Manfred, on the other hand, is insane. We can't decide if he's more of a danger to himself or us. His hijinx include:
1. Opening the front door by himself. I'm used to being awakened in the night by the sound of him crawling up the front door and hanging onto the chain lock, but one night it was really getting out of hand--it sounded like he was leaping onto and climbing up the front door so vigorously that it was banging open and shut. That's because it was. I had forgotten to lock it, since I only use the front door when I go into the apartment hallway to get the mail. At 3 a.m. the front door was wide open and Manfred was sitting in the hallway, because he's not that brave after all. He didn't want to leave so much as he wanted to have the option of leaving.
2. Undoing a latch that connects a cd tower to a bookcase (Ikea Billy bookcases--you know what they look like) and knocking over the 8 foot tall cd tower, spilling every single cd onto the floor.
3. Pulling an antique beveled mirror off the wall and breaking it into a million pieces. (Margo might have helped in this one, actually)
4. Turning on the burners on the stove as he jumps from the top of the stove onto the top of the refrigerator and back. So if you're wondering why my home, though child-free, has safety knobs on the stove, that's why.

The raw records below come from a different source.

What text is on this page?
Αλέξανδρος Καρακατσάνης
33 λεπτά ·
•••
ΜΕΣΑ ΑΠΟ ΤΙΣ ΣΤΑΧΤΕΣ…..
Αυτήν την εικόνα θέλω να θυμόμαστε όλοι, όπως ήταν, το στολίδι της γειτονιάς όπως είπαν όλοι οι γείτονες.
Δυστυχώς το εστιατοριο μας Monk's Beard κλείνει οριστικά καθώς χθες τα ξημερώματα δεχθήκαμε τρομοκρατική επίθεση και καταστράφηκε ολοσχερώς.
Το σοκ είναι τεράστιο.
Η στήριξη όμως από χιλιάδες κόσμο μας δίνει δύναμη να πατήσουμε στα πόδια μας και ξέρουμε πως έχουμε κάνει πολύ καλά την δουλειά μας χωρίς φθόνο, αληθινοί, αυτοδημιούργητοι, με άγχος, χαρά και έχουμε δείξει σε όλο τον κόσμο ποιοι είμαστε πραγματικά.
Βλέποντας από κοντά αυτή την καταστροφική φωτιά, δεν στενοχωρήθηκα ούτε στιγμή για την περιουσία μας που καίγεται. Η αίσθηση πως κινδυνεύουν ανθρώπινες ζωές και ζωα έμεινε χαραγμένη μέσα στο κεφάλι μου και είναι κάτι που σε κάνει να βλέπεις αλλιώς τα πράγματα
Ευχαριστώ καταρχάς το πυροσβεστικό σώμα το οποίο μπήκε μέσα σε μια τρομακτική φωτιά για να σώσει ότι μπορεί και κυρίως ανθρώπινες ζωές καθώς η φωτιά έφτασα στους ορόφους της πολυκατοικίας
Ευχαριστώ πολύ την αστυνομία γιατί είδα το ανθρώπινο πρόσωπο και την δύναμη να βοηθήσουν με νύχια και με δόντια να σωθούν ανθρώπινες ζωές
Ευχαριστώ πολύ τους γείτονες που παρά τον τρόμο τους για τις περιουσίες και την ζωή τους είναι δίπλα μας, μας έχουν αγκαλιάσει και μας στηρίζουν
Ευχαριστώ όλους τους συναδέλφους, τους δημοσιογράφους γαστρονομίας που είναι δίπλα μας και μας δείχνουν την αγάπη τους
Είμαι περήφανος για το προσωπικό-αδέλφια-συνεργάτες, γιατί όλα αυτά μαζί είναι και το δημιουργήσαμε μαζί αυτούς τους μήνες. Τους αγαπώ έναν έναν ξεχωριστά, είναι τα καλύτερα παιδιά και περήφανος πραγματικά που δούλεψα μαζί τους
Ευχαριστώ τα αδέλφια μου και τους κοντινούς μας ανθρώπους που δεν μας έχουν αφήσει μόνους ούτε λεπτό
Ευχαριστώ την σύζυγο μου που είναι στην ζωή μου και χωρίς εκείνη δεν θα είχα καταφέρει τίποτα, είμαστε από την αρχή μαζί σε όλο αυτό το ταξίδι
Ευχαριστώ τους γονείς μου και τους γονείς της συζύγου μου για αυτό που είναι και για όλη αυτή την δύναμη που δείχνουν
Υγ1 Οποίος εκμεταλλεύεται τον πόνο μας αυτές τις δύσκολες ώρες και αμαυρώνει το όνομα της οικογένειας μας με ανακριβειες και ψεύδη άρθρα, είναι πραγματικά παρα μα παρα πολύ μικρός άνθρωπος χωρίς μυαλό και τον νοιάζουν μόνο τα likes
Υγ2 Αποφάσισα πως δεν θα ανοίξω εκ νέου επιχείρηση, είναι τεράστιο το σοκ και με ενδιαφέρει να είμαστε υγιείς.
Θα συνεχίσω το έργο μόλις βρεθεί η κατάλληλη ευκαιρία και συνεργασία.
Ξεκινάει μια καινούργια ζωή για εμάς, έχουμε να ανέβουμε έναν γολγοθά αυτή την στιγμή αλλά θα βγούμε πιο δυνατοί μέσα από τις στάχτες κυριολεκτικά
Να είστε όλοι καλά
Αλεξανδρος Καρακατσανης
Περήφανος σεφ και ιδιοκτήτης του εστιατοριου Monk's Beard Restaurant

5. And his most recent escapade, the reason why I'm blogging about him today: getting himself wedged between the glass window pane and the window screen. He did this two days in a row. The first morning I woke up to a banging sound and went to reprimand him for hanging on the front door. But the hallway was empty. No kitty in any room and yet the banging continued. I finally realized the sound was coming from behind the drawn blinds. Pulling them up I found Manfred splayed between the windows, a couple of inches off the sill, suspended by his claws from the screen (good for the screen. that's totally coming out of the safety deposit). We left the window open a crack the night before. He wedged it open and then got caught when the window dropped closed behind him. The next morning, same thing, only he was waiting for me, slightly more calmly, at the bottom of the window.
But I am blogging about this today because the super stopped me on my way out this morning and said that a neighbor had complained that we had stuck our cat in the window. Or maybe they just saw the cat stuck in the window and called the super to call us. The super and I had a little bit of a language problem, so I'm not sure exactly how it went. But he did take some convincing that the cat had trapped himself. Because some people do that, you know. They trap their cats between the screen and the window for the whole neighborhood to see.